Yeraltı suyunun varlığında sıvılaşma, sıkılaşma, oturma ve hareket yaratan benzeri sorunlarının toprak zeminlere özgü olduğunu belirten Doç. Dr. Leventeli, depremin büyük yıkımlarla sonuçlanmasının önüne geçmek için yapıların kaya zeminin üzerine oturtulmasını ve toprak zeminlerin verimli tarım arazisi olarak değerlendirilmesini önerdi.

Leventeli, konunun detaylarını şöyle anlattı: “Kayada sıvılaşma olmaz. Depremlerin kayada yıktığına örnek yoktur. Depremin yıktığı yerler, birinci sınıf tarım alanlarıdır. Sulu ovalar ve kayma sahaları bunların başında gelmektedir.”

'ANAYASAYA UYGUN HAREKET EDİLMEDİ'

Yerleşim alanlarının, sulanabilir tarım alanları ve kayma sahası içerisinde değilse, hiçbir sorunla karşılaşılmayacağına vurgu yapan Leventeli, “Bu disiplinle hareket edildiği takdirde depremden korkacak bir durum yoktur” diyerek şöyle bilgi verdi: “Depremin nerede ya da ne zaman olacağı değil nerelerde yıkacağı önemli. Tehlikeli kesimler de tarım alanlarına denk geliyor. Anayasa’nın 44, 45 ve 46. maddeleri gereği ovaların sadece tarım için kullanılması ve yapılaşmaya açılmaması gerekiyor. Binalar her koşulda uluslararası kodlara uyarak yapılmalı. Bu tür sorunları, sorun olmaktan çıkarmak için bilimi kılavuz edinmek yeterli.
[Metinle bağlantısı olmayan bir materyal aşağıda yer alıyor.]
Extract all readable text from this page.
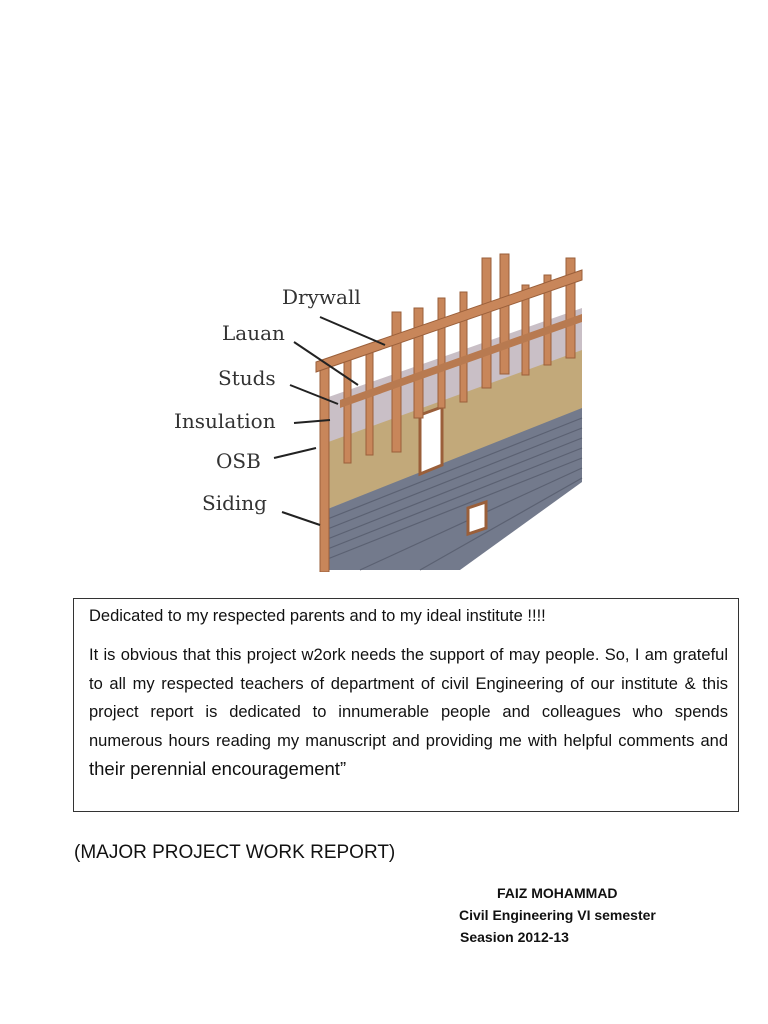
Drywall
Lauan
Studs
Insulation
OSB
Siding

Dedicated to my respected parents and to my ideal institute !!!!

It is obvious that this project w2ork needs the support of may people. So, I am grateful to all my respected teachers of department of civil Engineering of our institute & this project report is dedicated to innumerable people and colleagues who spends numerous hours reading my manuscript and providing me with helpful comments and their perennial encouragement”

(MAJOR PROJECT WORK REPORT)
FAIZ MOHAMMAD
Civil Engineering VI semester
Seasion 2012-13
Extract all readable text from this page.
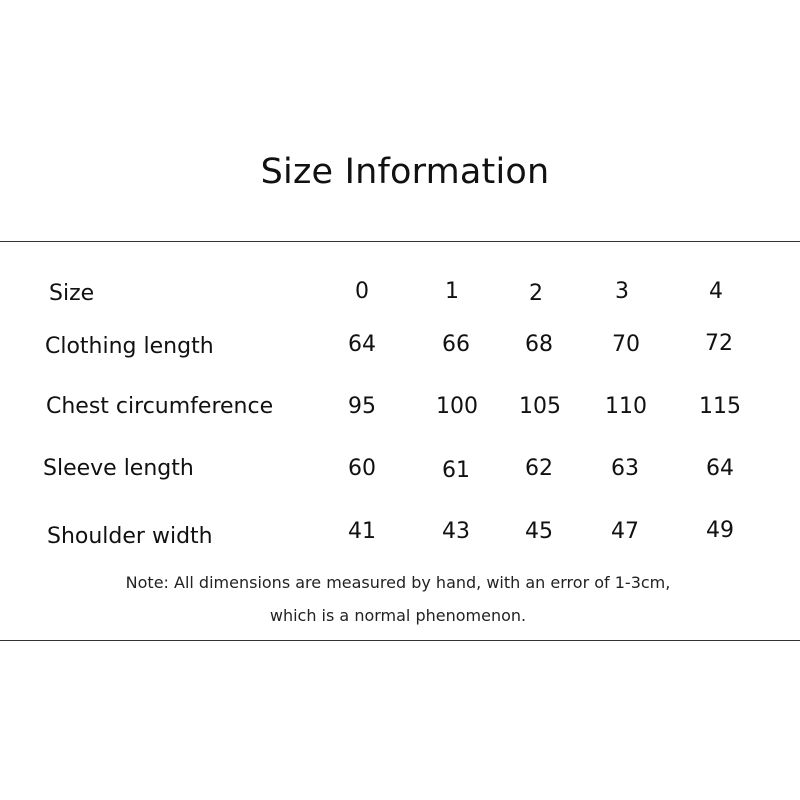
Size Information
Size	0	1	2	3	4
Clothing length	64	66	68	70	72
Chest circumference	95	100	105	110	115
Sleeve length	60	61	62	63	64
Shoulder width	41	43	45	47	49
Note: All dimensions are measured by hand, with an error of 1-3cm,
which is a normal phenomenon.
Yani biz bilimin bu öğretisini, ‘doğayı sev, asla meydan okuma’ şeklinde özetleyebiliriz.”

Maraş depremi sonrası Hatay'ın Altınözü ilçesi Tepehan Mahallesi'ndeki zeytin bahçesinde yarık oluştu. Yaklaşık 200 metre genişliğinde, 400 metre uzunluğunda ve 50 metre derinliğindeki yarığın, zeytin bahçesini ikiye böldüğü görüldü. / Fotoğraf: AA
'JEOLOJİ BEŞ TEMEL BİLİMDEN BİRİ'

Jeolojinin beş temel bilimden biri olduğunu ancak jeoloji mühendisliğinin sadece depremden depreme hatırlandığını vurgulayan Leventeli, “Ne yazık ki yaşanan bu felaketlerden, başta şehir planlama çalışmalarında olmak üzere, birçok mühendislik projelerinde jeoloji mühendislerinin yetersiz sayıda olduğunu görüyoruz. Bu alan, istihdam sorunu nedeniyle üniversitelerde de eskisi gibi tercih edilmiyor. Dolayısıyla bu alanda eğitim ve istihdam, önümüzdeki günlerde konuşulması gereken konuların başında geliyor. Hataların tekrarlanmaması için meslek grupları birbirinin rakibi değil, tamamlayıcısı olmalı” dedi.